GUADALAJARA, JALISCO (21/SEP/2014).- Uno de los paseos dominicales obligados para un tapatío de cepa y su prole es la visita al Museo Regional, que se levanta justo detrás de la Rotonda de los Jaliscienses Ilustres en el Centro de la ciudad. Allí está el famoso mamut de Catarina, un esqueleto tan importante para la educación sentimental del nativo promedio que bien podríamos exaltarlo a uno de los pedestales de la dichosa rotonda, por ejemplo uno de esos habitados por estatuas de personajes que, en lenguaje de político, “no tienen consenso social” para estar allí.

La del mamut, aceptémoslo, es la visita menos entretenida del mundo (lleva algo así como un eón sin mover ni una patita), pero cuando no se han cumplido 10 años de edad puede ser una visión bastante impresionante. Y aunque se hayan rebasado ya, uno debe hacer el esfuerzo por entusiasmarse y trasmitir su culto de generación en generación. Mi madre me llevó a mí, yo llevé a mis hijas y ahijados. Muchos hemos dicho, junto a sus colmillos gigantescos, un “oh” asombrado y nos han retratado con cara de temor reverente a su lado. No será el Tiranosaurio Rex del Museo de Historia Natural de Manhattan, pero es nuestro. Junto con su primo, el gonfoterio del Museo de Paleontología, el mamut de Catarina es lo mejor que tenemos en el rubro de los huesos prehistóricos. Aunque sólo se les visite dos veces en la vida, es decir, el día que sus padres lo llevan a uno a conocerlo y el día que uno lleva a los chamacos de la familia, eso basta.
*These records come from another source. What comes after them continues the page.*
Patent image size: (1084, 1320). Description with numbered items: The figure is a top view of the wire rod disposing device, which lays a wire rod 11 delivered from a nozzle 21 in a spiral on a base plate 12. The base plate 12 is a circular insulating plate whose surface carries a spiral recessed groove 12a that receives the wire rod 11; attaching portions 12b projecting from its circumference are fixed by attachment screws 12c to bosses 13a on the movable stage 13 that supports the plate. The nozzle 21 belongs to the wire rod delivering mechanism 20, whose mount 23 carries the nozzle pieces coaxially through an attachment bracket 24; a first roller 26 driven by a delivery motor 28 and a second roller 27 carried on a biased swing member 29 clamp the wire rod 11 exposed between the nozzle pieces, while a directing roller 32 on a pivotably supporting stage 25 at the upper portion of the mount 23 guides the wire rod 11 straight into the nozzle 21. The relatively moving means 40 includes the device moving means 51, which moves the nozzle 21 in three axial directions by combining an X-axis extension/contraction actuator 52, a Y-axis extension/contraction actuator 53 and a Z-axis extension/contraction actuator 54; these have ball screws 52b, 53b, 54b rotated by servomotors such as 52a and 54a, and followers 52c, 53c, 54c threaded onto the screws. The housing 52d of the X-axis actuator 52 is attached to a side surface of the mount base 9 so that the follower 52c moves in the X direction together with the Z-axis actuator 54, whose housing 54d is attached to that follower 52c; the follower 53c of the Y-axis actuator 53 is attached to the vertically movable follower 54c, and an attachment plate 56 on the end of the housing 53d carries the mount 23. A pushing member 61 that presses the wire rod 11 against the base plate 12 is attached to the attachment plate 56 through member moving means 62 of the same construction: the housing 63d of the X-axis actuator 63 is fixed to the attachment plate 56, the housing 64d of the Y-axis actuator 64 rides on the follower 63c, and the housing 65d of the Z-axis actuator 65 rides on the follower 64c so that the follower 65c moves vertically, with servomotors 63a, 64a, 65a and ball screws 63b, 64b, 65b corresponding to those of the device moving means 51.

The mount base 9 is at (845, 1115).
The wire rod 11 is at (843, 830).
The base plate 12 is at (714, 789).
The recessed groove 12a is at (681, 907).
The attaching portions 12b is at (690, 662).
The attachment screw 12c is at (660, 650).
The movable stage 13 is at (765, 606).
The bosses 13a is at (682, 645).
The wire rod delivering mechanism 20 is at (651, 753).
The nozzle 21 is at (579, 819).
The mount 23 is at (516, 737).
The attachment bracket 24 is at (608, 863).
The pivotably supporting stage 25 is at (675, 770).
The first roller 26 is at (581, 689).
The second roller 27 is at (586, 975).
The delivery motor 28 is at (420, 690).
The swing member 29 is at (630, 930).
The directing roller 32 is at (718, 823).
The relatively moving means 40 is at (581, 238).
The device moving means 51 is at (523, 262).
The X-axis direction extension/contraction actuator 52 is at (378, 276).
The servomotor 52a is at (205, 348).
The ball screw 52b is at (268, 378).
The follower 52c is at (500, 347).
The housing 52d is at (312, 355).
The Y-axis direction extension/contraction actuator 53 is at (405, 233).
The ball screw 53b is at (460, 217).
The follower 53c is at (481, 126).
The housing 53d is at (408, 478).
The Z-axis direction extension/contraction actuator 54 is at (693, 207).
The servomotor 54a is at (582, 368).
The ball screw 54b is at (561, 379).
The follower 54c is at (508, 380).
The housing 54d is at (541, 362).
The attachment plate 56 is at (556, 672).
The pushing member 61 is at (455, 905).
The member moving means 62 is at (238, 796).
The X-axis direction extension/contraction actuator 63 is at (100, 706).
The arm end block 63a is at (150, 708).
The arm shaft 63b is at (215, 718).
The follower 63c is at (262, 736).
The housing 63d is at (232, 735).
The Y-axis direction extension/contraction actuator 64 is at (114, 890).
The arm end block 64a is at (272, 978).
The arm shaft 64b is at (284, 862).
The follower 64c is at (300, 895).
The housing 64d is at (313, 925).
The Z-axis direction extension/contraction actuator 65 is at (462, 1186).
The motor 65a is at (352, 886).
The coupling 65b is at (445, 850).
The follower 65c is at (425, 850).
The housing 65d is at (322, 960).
Con menos esfuerzos que esos se han transmitido de padres a hijos todas las tradiciones conocidas.

Alguien me repondrá que la gente ya no quiere ir a ver huesos a los museos y que urge que éstos se hagan interactivos y sustituyan los esqueletos de mastodontes por software multimedia. Francamente, disiento. Lo que “la gente” hace, si hemos de hacer caso a la experiencia, es ocuparse en cosas sin sentido, es decir, en dar vueltas como zánganos por los centros comerciales, en donde la única experiencia interactiva que nos espera a la mayoría es percatarnos de que el dinero no alcanza para comprar más que un platito de nachos (mientras no se les eche demasiado queso encima) y que hay que decirles a los hijos “no” un promedio de 15 veces por hora. En vez de pasar esas vergüenzas, mejor llevarlos a conocer al mamut de Catarina, que los domingos es gratis.

En el Museo Regional, además, está una carroza en la que anduvo Benito Juárez, se recuerda a varios próceres patrios con retratos poco favorecedores, hay una amplia gama de arte prehispánico, un par de tigres dientes de sable, unas culebrinas y varios objetos entre virreinales y revolucionarios regados por ahí. Nada de ello está a la venta (aunque a la entrada hay una pequeña librería con monografías del INAH) pero todo tiene que ver con el pasado del lugar donde muchos de los visitantes nacieron y viven. Aunque sería deseable que la museografía se renovara, que aparecieran nuevas interpretaciones (“curadurías”) y se oreara un poco lo que se esconde en las bodegas, sigue siendo un lugar más interesante que una “plaza” en la que hay tenis, baratijas, fundas para el celular y escaparates llenos de artículos que nos muestran lo vivos que son los hongkoneses del siglo XXI para tomarnos el pelo.

Si no tiene idea de qué decirles a sus hijos sobre los murales de Orozco o no es capaz de mantenerlos sentados dos horas para escuchar a la Filarmónica en el Degollado, al menos llévelos a ver al mamut de Catarina.